Akşener, vatandaşların ya ilaç bulamadığını ya da fahiş zamlarla karşılaştığını belirterek, “Bunun başlıca nedeni de ilaçta tamamen dışa bağımlı hale gelmemiz. Çünkü Ak Parti iktidarı SSK İlaç Fabrikası’nı da 2005 yılında kapattı. Yani insanlarımız, yabancı tekellerin elinde olan ilaç firmalarının kârı için adeta kurban edildiler” dedi. Şehir hastanelerini inşa eden ve işleten yandaş şirketlere, her yıl milyarlarca lira kira ödendiğini söyleyen Akşener, “İşin acı tarafı da ne biliyor musunuz? Şehir hastanelerinin 3 yıllık kiralarıyla, yatırım maliyetleri karşılanabiliyor. 22 yıl boyunca ödenen kiralar da, şehir hastanelerini yapan ve işleten şirketlerin kârı oluyor.

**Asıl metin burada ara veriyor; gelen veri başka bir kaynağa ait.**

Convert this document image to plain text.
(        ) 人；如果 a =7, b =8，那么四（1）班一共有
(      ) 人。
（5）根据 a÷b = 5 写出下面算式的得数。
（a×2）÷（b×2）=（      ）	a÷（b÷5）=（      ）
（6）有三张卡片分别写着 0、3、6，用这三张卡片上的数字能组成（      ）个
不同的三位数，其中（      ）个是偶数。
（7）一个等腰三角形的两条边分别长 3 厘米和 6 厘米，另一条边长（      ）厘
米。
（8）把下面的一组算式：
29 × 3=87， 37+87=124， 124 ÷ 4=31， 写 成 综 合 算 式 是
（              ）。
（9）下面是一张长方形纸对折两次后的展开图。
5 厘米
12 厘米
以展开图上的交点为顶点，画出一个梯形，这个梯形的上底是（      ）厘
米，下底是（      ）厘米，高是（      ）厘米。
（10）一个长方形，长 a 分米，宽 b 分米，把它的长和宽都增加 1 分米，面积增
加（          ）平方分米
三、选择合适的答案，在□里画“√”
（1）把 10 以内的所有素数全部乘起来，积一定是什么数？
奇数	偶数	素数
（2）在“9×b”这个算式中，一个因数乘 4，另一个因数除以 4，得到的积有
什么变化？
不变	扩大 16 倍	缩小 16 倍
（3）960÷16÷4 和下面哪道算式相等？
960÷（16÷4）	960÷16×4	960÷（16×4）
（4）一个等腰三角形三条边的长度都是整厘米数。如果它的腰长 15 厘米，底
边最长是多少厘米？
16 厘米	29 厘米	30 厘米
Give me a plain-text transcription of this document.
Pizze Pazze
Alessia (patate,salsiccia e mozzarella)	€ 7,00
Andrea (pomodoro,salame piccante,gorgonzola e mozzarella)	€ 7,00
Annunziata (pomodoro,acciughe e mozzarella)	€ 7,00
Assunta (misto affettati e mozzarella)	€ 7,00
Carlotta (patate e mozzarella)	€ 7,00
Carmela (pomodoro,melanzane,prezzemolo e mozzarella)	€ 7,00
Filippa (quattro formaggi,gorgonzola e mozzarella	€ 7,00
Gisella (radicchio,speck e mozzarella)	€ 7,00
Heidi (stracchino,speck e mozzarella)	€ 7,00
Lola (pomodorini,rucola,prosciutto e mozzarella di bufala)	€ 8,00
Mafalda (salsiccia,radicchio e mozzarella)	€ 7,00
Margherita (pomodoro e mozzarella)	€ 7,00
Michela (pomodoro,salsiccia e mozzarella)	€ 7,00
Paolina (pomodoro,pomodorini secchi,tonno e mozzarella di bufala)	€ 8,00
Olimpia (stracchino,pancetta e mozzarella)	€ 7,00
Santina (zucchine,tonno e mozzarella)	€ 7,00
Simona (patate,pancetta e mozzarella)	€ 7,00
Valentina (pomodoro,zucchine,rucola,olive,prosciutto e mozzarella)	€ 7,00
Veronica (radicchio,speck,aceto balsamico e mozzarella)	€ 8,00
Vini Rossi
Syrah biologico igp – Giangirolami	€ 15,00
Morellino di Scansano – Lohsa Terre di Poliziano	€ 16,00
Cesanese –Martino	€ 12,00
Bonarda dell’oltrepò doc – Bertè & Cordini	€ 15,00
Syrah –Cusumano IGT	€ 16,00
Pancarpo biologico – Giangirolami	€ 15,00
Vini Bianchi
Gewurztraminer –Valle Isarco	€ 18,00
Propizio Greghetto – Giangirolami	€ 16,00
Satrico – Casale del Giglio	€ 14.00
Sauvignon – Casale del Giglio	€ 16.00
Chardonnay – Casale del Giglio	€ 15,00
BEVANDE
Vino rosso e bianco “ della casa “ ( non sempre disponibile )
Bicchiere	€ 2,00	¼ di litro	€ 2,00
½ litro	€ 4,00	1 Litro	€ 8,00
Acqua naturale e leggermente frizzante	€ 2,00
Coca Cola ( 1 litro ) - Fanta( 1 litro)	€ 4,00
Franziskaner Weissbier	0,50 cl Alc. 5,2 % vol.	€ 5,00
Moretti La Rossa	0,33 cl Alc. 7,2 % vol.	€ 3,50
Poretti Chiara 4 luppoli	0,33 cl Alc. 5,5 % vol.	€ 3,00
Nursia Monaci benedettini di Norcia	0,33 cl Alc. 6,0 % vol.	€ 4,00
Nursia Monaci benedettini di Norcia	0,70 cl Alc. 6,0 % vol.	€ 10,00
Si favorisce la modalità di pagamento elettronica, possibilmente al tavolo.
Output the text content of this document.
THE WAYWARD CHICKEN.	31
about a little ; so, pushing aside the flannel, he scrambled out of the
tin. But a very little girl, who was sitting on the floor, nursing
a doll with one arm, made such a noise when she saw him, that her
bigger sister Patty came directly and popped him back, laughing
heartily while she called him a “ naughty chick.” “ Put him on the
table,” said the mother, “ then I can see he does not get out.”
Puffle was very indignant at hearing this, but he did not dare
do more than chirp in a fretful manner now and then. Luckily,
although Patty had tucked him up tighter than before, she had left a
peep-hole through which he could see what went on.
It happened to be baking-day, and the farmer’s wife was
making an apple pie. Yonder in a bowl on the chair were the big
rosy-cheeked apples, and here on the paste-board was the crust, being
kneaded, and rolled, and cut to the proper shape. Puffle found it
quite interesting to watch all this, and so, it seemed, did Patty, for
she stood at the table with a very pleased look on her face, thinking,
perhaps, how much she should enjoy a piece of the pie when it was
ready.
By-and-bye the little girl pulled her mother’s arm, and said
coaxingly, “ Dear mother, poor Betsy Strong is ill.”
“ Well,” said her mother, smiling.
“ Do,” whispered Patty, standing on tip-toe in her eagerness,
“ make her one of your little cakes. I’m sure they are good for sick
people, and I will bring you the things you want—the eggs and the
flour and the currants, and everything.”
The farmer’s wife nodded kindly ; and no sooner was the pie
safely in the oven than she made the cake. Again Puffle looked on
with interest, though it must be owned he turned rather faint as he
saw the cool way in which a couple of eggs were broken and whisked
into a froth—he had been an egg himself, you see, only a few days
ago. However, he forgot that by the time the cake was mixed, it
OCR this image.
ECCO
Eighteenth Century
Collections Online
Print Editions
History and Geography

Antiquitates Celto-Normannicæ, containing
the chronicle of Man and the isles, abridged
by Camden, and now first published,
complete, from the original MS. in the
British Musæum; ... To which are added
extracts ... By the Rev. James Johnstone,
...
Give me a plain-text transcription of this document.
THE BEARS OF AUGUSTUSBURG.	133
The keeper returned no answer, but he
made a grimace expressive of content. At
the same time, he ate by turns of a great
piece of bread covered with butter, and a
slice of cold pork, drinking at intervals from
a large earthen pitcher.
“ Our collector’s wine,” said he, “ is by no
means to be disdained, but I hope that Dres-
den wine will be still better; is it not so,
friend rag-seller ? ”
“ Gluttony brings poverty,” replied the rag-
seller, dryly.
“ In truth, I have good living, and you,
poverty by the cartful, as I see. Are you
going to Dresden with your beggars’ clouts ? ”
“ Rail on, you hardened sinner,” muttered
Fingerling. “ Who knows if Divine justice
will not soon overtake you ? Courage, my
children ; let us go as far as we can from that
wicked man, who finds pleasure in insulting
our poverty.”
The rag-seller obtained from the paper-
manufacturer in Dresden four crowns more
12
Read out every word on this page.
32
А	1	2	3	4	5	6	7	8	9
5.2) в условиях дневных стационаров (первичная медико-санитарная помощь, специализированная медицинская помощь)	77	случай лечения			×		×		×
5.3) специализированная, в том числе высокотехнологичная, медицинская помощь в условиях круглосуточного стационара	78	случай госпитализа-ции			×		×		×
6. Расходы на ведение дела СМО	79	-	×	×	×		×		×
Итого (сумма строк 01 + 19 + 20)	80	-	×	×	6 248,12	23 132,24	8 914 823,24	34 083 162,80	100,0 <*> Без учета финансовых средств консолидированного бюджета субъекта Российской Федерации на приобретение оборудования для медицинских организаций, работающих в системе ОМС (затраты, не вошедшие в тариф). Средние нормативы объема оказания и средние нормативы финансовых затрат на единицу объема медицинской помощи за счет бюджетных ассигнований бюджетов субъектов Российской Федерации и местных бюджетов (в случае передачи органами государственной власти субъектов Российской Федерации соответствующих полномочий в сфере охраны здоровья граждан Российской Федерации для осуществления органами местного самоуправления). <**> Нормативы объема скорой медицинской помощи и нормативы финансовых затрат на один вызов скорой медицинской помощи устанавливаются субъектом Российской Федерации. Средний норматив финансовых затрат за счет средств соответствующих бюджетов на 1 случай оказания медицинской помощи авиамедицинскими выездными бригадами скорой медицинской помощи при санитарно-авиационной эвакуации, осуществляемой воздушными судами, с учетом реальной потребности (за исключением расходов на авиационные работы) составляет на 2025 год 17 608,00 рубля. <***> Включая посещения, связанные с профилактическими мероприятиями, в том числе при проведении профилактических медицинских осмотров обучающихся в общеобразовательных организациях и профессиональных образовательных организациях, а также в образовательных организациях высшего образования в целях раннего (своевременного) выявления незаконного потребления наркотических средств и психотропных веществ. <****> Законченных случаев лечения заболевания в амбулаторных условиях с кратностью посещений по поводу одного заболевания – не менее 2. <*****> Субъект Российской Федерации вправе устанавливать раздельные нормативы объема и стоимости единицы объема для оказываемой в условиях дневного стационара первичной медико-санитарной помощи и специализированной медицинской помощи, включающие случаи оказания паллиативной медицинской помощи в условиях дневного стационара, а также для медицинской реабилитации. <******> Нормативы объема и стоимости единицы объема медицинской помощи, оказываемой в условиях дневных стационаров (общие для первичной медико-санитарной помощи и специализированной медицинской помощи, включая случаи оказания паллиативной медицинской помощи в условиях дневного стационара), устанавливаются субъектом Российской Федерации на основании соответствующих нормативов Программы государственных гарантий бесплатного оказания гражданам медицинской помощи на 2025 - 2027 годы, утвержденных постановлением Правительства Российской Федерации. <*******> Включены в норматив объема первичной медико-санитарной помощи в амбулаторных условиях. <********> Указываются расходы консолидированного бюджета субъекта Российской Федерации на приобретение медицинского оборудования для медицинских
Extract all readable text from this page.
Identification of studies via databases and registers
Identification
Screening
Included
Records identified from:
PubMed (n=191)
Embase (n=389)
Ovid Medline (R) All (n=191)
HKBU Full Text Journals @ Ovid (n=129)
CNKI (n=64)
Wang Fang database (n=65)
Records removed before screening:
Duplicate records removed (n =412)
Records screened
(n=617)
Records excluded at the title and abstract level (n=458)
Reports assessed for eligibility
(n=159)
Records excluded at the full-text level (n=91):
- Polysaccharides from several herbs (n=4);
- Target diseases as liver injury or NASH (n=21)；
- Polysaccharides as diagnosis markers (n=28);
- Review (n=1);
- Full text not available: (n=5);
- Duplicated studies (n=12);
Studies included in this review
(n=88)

Yani, Türk doktorunun özlük hakları için kullanacağımız kaynağı, Türk milletinin ilaç harcamalarını desteklemek için kullanacağımız bütçeyi, Sayın Erdoğan’ın rantçılarını zengin etmek için kullanıyoruz. Bitmedi, dahası var. Rantın 5 atlısı, bir de gidip, utanmadan, Dünya Bankası’nın, yatırım sigortası birimi, MIGA’ya, sözüm ona yatırımları için, siyasi risk sigortası yaptırmışlar. Bu vesileyle, yolsuzluğu da sigortalamak mümkünmüş, onu da öğrenmiş olduk. Sigortada tarif edilen siyasi risklerden biri de kamulaştırma. Yani bu fevkalade zeki arkadaşlar, Ak Parti iktidarı sona erdiğinde, yaptıkları onca usulsüzlük ve yolsuzluk açığa çıktığında, yeni gelen hükümet, kamulaştırmaya başvurmasın diye, bu yola başvurmuşlar” şeklinde konuştu.

“Kendilerine kötü bir haberim var” diyen Akşener, “İstediğiniz sigortayı yaptırın, bizim için hiç fark etmez. İktidara geldiğimizde, ki aslanlar gibi geliyoruz; o hastanelerin sözleşmelerini, tek tek inceleteceğiz. İhalelerdeki usulsüzlükleri, sözleşmelerdeki hukuka aykırılıkları, şirketlerin, sözleşmelere uymayan işlemlerini, birer birer tespit edeceğiz. Ve uluslararası hukuku kullanıp, gerekirse tek taraflı olarak feshedeceğiz. İYİ Parti iktidarında bu milletin tek kuruşunun üzerine yatamayacaksınız. Buna izin vermeyeceğiz. O çok güvendiğiniz sigortalar, sizi koruyacak sanıyorsunuz, ama çok yanılıyorsunuz… İşte size, Rus oligarkların durumu. Bu aziz millet, sizden yeterince çekti. Artık biraz da sizin uykularınız kaçsın bakalım” ifadelerini kullandı. Mücadeleden vazgeçmeyeceklerinin altını çizen Akşener, “Çoğu gitti, azı kaldı. O sandık, milletimizin önüne, elbet gelecek ve Bay Kriz, oturduğu o bol varaklı koltuktan inecek. Avrupa’da peşinden koşulan şartları, bu topraklara getireceğiz. Orada özenilen hayatları, bu topraklara getireceğiz. Oradaki satın alma gücünü, bu topraklara getireceğiz. Onlar geldikleri gibi, tıpış tıpış gidecekler. Devri iktidarlarında kaçırdıkları, bu ülkenin yetişmiş insanları da gittikleri gibi dönecekler” dedi.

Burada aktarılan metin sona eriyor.